Search code examples
pythonnlpspacynamed-entity-recognition

How to extract sentences from one text with only 1 named entity using spaCy?


I have a list of sentences and I want to be able to append only the sentences with 1 "PERSON" named entity using spaCy. The code I used was as follows:

test_list = []
for item in sentences: #for each sentence in 'sentences' list
  for ent in item.ents: #for each entity in the sentence's entities 
    if len(ent in item.ents) == 1: #if there is only one entity
      if ent.label_ == "PERSON": #and if the entity is a "PERSON"
        test_list.append(item) #put the sentence into 'test_list'

But then I get:

TypeError: object of type 'bool' has no len()
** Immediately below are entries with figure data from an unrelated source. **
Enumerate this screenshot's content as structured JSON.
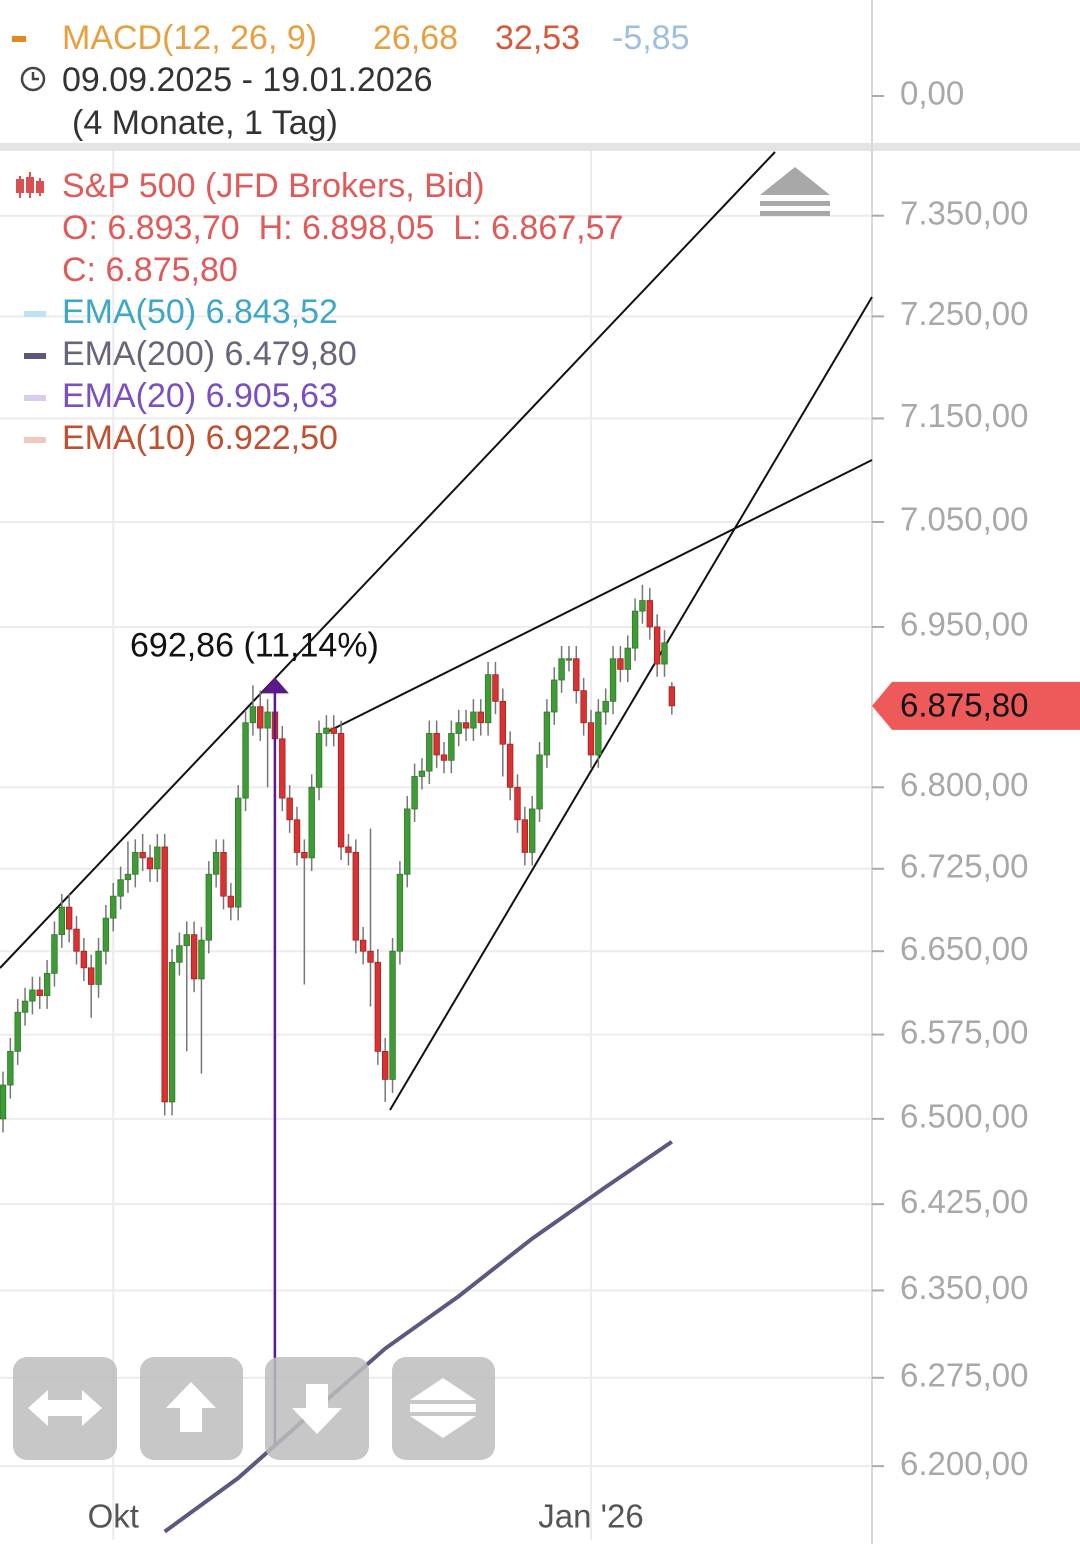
{
  "header": {
    "macd_label": "MACD(12, 26, 9)",
    "macd_line": "26,68",
    "macd_signal": "32,53",
    "macd_hist": "-5,85",
    "range": "09.09.2025 - 19.01.2026",
    "span": "(4 Monate, 1 Tag)",
    "macd_tick": "0,00"
  },
  "legend": {
    "instrument": "S&P 500 (JFD Brokers, Bid)",
    "ohlc": "O: 6.893,70  H: 6.898,05  L: 6.867,57",
    "close": "C: 6.875,80",
    "ema": [
      {
        "label": "EMA(50) 6.843,52",
        "color": "#3ea7c8",
        "swatch": "#bfe3ee"
      },
      {
        "label": "EMA(200) 6.479,80",
        "color": "#66667a",
        "swatch": "#5a5a78"
      },
      {
        "label": "EMA(20) 6.905,63",
        "color": "#7a4fc0",
        "swatch": "#d9cdee"
      },
      {
        "label": "EMA(10) 6.922,50",
        "color": "#c0502f",
        "swatch": "#f0c8bc"
      }
    ]
  },
  "chart_data": {
    "type": "candlestick",
    "log_scale": true,
    "grid": true,
    "up_color": "#3f9b35",
    "down_color": "#d83232",
    "categories": [
      null,
      null,
      null,
      null,
      null,
      null,
      null,
      null,
      null,
      null,
      null,
      null,
      null,
      null,
      null,
      "Okt",
      null,
      null,
      null,
      null,
      null,
      null,
      null,
      null,
      null,
      null,
      null,
      null,
      null,
      null,
      null,
      null,
      null,
      null,
      null,
      null,
      null,
      null,
      null,
      null,
      null,
      null,
      null,
      null,
      null,
      null,
      null,
      null,
      null,
      null,
      null,
      null,
      null,
      null,
      null,
      null,
      null,
      null,
      null,
      null,
      null,
      null,
      null,
      null,
      null,
      null,
      null,
      null,
      null,
      null,
      null,
      null,
      null,
      null,
      null,
      null,
      null,
      null,
      null,
      null,
      "Jan '26",
      null,
      null,
      null,
      null,
      null,
      null,
      null,
      null,
      null,
      null,
      null
    ],
    "open": [
      6500,
      6530,
      6560,
      6595,
      6605,
      6615,
      6610,
      6630,
      6665,
      6690,
      6670,
      6650,
      6635,
      6620,
      6650,
      6680,
      6700,
      6715,
      6720,
      6740,
      6735,
      6725,
      6745,
      6515,
      6640,
      6655,
      6665,
      6625,
      6660,
      6720,
      6740,
      6700,
      6690,
      6790,
      6860,
      6875,
      6855,
      6870,
      6845,
      6790,
      6770,
      6740,
      6735,
      6800,
      6850,
      6855,
      6850,
      6745,
      6740,
      6660,
      6650,
      6640,
      6560,
      6535,
      6650,
      6720,
      6780,
      6810,
      6815,
      6850,
      6830,
      6825,
      6850,
      6860,
      6855,
      6870,
      6860,
      6905,
      6880,
      6840,
      6800,
      6770,
      6740,
      6780,
      6830,
      6870,
      6900,
      6920,
      6920,
      6890,
      6860,
      6830,
      6870,
      6880,
      6920,
      6910,
      6930,
      6965,
      6975,
      6950,
      6915,
      6893.7
    ],
    "high": [
      6542,
      6572,
      6607,
      6617,
      6627,
      6627,
      6642,
      6677,
      6702,
      6702,
      6682,
      6662,
      6647,
      6662,
      6692,
      6712,
      6727,
      6750,
      6752,
      6757,
      6747,
      6757,
      6757,
      6652,
      6667,
      6677,
      6677,
      6672,
      6732,
      6752,
      6752,
      6712,
      6802,
      6872,
      6895,
      6890,
      6882,
      6882,
      6857,
      6802,
      6782,
      6752,
      6812,
      6862,
      6867,
      6867,
      6862,
      6757,
      6752,
      6672,
      6762,
      6652,
      6572,
      6662,
      6732,
      6792,
      6822,
      6827,
      6862,
      6862,
      6842,
      6862,
      6872,
      6872,
      6882,
      6882,
      6917,
      6917,
      6892,
      6852,
      6812,
      6782,
      6792,
      6842,
      6882,
      6912,
      6932,
      6932,
      6932,
      6902,
      6872,
      6882,
      6892,
      6932,
      6932,
      6942,
      6977,
      6990,
      6987,
      6962,
      6947,
      6898.05
    ],
    "low": [
      6488,
      6518,
      6548,
      6583,
      6593,
      6598,
      6598,
      6618,
      6653,
      6658,
      6638,
      6623,
      6590,
      6608,
      6638,
      6668,
      6688,
      6703,
      6708,
      6723,
      6713,
      6713,
      6503,
      6503,
      6628,
      6560,
      6613,
      6540,
      6648,
      6708,
      6688,
      6678,
      6678,
      6778,
      6848,
      6843,
      6800,
      6833,
      6778,
      6758,
      6728,
      6620,
      6723,
      6788,
      6838,
      6838,
      6733,
      6728,
      6648,
      6638,
      6600,
      6548,
      6515,
      6523,
      6638,
      6708,
      6768,
      6798,
      6803,
      6818,
      6813,
      6813,
      6838,
      6843,
      6843,
      6848,
      6848,
      6868,
      6810,
      6788,
      6758,
      6728,
      6728,
      6768,
      6818,
      6858,
      6888,
      6908,
      6878,
      6848,
      6818,
      6818,
      6858,
      6868,
      6898,
      6898,
      6918,
      6953,
      6938,
      6903,
      6903,
      6867.57
    ],
    "close": [
      6530,
      6560,
      6595,
      6605,
      6615,
      6610,
      6630,
      6665,
      6690,
      6670,
      6650,
      6635,
      6620,
      6650,
      6680,
      6700,
      6715,
      6720,
      6740,
      6735,
      6725,
      6745,
      6515,
      6640,
      6655,
      6665,
      6625,
      6660,
      6720,
      6740,
      6700,
      6690,
      6790,
      6860,
      6875,
      6855,
      6870,
      6845,
      6790,
      6770,
      6740,
      6735,
      6800,
      6850,
      6855,
      6850,
      6745,
      6740,
      6660,
      6650,
      6640,
      6560,
      6535,
      6650,
      6720,
      6780,
      6810,
      6815,
      6850,
      6830,
      6825,
      6850,
      6860,
      6855,
      6870,
      6860,
      6905,
      6880,
      6840,
      6800,
      6770,
      6740,
      6780,
      6830,
      6870,
      6900,
      6920,
      6920,
      6890,
      6860,
      6830,
      6870,
      6880,
      6920,
      6910,
      6930,
      6965,
      6975,
      6950,
      6915,
      6935,
      6875.8
    ],
    "last_label": "6.875,80",
    "ema200": {
      "color": "#5a5a80",
      "x": [
        22,
        32,
        42,
        52,
        62,
        72,
        82,
        91
      ],
      "values": [
        6145,
        6190,
        6245,
        6300,
        6345,
        6395,
        6440,
        6479.8
      ]
    },
    "annotation": {
      "label": "692,86 (11,14%)",
      "color": "#5a1a8a"
    },
    "ylim": [
      6138,
      7416
    ],
    "yticks": [
      {
        "value": 6200,
        "label": "6.200,00"
      },
      {
        "value": 6275,
        "label": "6.275,00"
      },
      {
        "value": 6350,
        "label": "6.350,00"
      },
      {
        "value": 6425,
        "label": "6.425,00"
      },
      {
        "value": 6500,
        "label": "6.500,00"
      },
      {
        "value": 6575,
        "label": "6.575,00"
      },
      {
        "value": 6650,
        "label": "6.650,00"
      },
      {
        "value": 6725,
        "label": "6.725,00"
      },
      {
        "value": 6800,
        "label": "6.800,00"
      },
      {
        "value": 6950,
        "label": "6.950,00"
      },
      {
        "value": 7050,
        "label": "7.050,00"
      },
      {
        "value": 7150,
        "label": "7.150,00"
      },
      {
        "value": 7250,
        "label": "7.250,00"
      },
      {
        "value": 7350,
        "label": "7.350,00"
      }
    ]
  }
}
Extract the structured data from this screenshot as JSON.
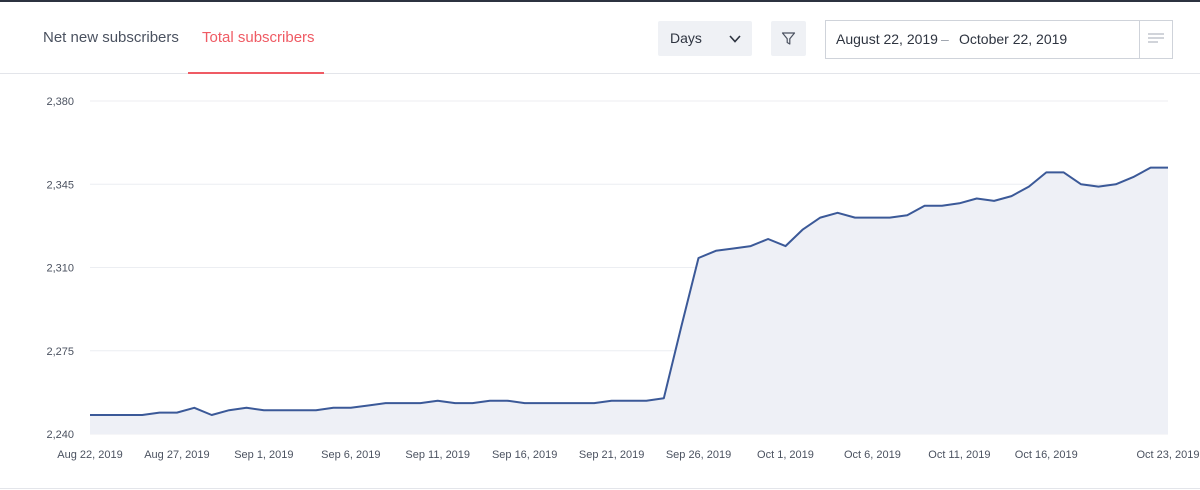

Am I doing this wrong? How exactly would I complete this task?


Solution

  • You get the error because ent in item.ents returns a boolean result, and you can't get its length.

    What you want is

    test_list = []
    for item in sentences: #for each sentence in 'sentences' list
        if len(item.ents) == 1 and item.ents[0].label_ == "PERSON": #if there is only one entity and if the entity is a "PERSON"
            test_list.append(item) #put the sentence into 'test_list'
    

    The len(item.ents) == 1 checks if there is only one entity detected in the sentence, and item.ents[0].label_ == "PERSON" makes sure the first entity lable text is PERSON.

    Note the and operator, both conditions must be met.